Caveat Emptor, Buyer Beware, yes, that is very good.  Truth in advertising is so important, it is impossible to make an informed decision lacking important details.  Consumers have the right to all of the information available to the seller.  It seems self evident.

Imagine my shock visiting a Lasik center recently.  Turns out "Laser Eye" surgery does not actually mean installing "Laser Eyes" at all.  It seems people actually pay to have lasers shot into their eyes, just so they don't have to wear to glasses.  Go figure.  That would have been a handy thing to know, saving me the cost of an office visit.  Plus, they don't even validate.
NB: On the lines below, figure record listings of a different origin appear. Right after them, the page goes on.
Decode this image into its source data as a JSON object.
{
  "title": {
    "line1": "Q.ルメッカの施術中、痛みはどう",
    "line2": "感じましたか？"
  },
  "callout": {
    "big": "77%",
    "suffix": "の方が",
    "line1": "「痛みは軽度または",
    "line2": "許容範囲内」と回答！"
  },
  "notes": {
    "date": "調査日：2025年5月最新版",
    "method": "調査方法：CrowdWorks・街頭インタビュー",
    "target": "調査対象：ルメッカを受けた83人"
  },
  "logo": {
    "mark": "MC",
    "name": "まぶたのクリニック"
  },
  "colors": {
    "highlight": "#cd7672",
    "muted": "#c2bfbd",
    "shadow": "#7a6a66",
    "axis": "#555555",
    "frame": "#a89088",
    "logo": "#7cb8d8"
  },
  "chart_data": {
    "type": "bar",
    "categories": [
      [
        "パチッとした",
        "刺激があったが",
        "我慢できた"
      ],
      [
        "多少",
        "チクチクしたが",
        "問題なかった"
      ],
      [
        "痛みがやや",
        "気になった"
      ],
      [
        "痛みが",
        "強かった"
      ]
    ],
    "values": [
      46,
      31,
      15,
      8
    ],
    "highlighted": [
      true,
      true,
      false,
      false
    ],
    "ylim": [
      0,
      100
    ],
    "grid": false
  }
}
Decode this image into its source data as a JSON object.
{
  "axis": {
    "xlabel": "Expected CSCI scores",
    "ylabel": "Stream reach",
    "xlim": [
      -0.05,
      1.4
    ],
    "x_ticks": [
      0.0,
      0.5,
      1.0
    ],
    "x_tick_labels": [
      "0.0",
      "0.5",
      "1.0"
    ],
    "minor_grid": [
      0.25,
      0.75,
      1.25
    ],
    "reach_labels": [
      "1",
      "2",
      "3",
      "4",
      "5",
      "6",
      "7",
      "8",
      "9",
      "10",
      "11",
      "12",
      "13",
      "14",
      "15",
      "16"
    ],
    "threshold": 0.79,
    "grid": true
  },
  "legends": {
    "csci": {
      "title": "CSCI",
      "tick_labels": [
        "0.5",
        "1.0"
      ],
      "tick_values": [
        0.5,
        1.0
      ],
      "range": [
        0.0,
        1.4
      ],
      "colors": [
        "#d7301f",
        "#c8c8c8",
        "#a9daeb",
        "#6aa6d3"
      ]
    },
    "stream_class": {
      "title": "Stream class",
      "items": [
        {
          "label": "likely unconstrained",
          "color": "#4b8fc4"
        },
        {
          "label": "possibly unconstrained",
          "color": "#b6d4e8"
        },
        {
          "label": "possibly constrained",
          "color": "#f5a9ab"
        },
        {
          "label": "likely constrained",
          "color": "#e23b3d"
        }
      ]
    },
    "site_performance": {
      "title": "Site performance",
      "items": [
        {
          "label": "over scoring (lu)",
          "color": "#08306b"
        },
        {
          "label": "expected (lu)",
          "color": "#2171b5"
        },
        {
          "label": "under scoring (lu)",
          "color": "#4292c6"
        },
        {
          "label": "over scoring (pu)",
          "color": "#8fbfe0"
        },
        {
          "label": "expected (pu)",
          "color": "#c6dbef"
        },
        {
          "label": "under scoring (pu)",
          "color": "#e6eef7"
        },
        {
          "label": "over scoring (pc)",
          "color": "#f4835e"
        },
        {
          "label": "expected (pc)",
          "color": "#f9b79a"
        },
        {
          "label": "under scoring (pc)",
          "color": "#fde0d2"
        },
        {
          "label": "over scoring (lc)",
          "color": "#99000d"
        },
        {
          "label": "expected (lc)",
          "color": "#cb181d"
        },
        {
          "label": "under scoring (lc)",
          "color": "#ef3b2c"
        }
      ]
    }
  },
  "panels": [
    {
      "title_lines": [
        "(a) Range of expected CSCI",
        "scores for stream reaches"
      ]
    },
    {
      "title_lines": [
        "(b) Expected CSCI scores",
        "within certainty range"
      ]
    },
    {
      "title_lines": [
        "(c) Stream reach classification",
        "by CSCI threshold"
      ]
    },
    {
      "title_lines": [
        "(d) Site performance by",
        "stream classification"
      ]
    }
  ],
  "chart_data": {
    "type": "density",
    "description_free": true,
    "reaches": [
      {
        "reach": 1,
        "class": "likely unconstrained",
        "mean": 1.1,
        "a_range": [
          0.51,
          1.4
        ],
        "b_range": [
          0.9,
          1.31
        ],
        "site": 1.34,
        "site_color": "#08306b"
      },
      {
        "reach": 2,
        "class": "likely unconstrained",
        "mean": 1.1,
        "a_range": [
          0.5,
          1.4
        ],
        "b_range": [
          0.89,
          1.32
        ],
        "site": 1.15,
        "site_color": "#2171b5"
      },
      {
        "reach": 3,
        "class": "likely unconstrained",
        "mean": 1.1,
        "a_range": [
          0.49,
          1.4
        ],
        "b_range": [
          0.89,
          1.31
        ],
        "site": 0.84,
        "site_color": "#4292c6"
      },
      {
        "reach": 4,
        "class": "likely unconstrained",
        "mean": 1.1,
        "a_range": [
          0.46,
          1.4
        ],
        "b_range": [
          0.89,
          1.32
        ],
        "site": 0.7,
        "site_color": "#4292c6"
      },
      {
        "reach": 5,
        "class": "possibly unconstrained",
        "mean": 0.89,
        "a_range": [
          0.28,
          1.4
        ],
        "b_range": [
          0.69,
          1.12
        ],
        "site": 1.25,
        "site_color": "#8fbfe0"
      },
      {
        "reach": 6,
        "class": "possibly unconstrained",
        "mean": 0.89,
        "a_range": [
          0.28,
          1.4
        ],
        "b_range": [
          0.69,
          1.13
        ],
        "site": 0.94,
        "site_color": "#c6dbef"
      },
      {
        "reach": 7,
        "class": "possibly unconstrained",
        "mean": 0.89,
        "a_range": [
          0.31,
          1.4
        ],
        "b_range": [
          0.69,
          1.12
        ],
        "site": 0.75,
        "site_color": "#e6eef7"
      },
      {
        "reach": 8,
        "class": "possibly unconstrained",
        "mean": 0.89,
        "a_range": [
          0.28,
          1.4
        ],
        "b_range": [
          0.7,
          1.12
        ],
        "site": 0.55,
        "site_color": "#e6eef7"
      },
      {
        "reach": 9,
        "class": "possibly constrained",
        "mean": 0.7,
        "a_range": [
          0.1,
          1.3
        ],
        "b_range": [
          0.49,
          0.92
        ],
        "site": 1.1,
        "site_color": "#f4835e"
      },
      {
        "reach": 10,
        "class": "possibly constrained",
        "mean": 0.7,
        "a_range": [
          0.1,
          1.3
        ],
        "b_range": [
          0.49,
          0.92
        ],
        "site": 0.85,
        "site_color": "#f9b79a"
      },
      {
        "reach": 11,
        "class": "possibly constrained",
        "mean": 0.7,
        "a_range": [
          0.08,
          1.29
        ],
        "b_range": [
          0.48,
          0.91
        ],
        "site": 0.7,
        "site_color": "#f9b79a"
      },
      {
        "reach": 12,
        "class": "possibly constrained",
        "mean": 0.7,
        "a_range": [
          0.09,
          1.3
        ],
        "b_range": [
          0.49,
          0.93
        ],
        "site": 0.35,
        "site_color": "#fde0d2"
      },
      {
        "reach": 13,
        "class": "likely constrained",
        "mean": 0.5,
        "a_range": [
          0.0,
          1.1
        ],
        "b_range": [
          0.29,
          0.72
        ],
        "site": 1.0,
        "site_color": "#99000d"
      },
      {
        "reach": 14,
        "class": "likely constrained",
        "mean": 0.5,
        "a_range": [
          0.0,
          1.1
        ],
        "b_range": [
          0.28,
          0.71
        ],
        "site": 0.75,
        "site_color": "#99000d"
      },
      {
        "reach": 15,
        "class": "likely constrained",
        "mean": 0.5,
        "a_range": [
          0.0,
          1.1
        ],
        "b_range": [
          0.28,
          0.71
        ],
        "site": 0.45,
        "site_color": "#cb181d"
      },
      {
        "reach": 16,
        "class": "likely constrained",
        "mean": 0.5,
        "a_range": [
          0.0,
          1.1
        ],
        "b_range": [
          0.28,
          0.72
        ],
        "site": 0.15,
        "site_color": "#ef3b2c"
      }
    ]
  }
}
Cologne, perfume, those are the things that need a little more honesty.  "Some people may find this odor offensive, particularly if you slop it on, and then go the gym, sweat may activate repulsion waves.  Please use sparingly.  Discontinue use and shower if friends and family avoid being in the same room with you."  Humanity would be well served.

Automobiles could use a little reality, as well.  "If you buy this car because you see someone driving it ridiculously, recklessly fast, and think it will fill some void in your life, or help you get dates, you are probably delusional, and should buy a compact car, using the savings to expand your horizons, true happiness comes from within.  Fulfillment is rarely delivered on 4 wheels.  When you are more comfortable with yourself you will be more comfortable with other people.  And, other people with you."

Fast food should come with the advisory text "artist rendition, food will not look like this when served, wrapped tightly in wax paper, by an angry, resentful, employee, who dislikes you.  Hamburger not made with real ham, or burger, cheese burger not made with real cheese, french fries not from France."

"Caution:  This medicine could result in the formation
of a robot in your stomach.  Please tell your doctor if you
have a robot in your stomach, or have been to any
areas with certain fungal infections, including
stomach robots."
Sometimes though, honesty in advertising goes a little too far.  Prescription medicine carries warnings that are too graphic.  "This medicine designed to reduce your blood pressure has the potential to make you so miserable, and the suffering so intense, you will long for the days when hypertension seemed like a problem.  Tell your doctor if you are having symptoms of any illness."  That would probably be enough.  My doctor can write a prescription without all of the awful, potential problems, saves a ton of time.

Medical advertising has changed, there was a time that advertisements for products that involved issues unique to the fairer sex seemed so obnoxious.  That was before the discovery of medicine to help with issues unique to middle aged men, they could probably give that stuff away if it weren't for the television commercial expense.

We need more honesty, but we need less truth, if that makes any sense.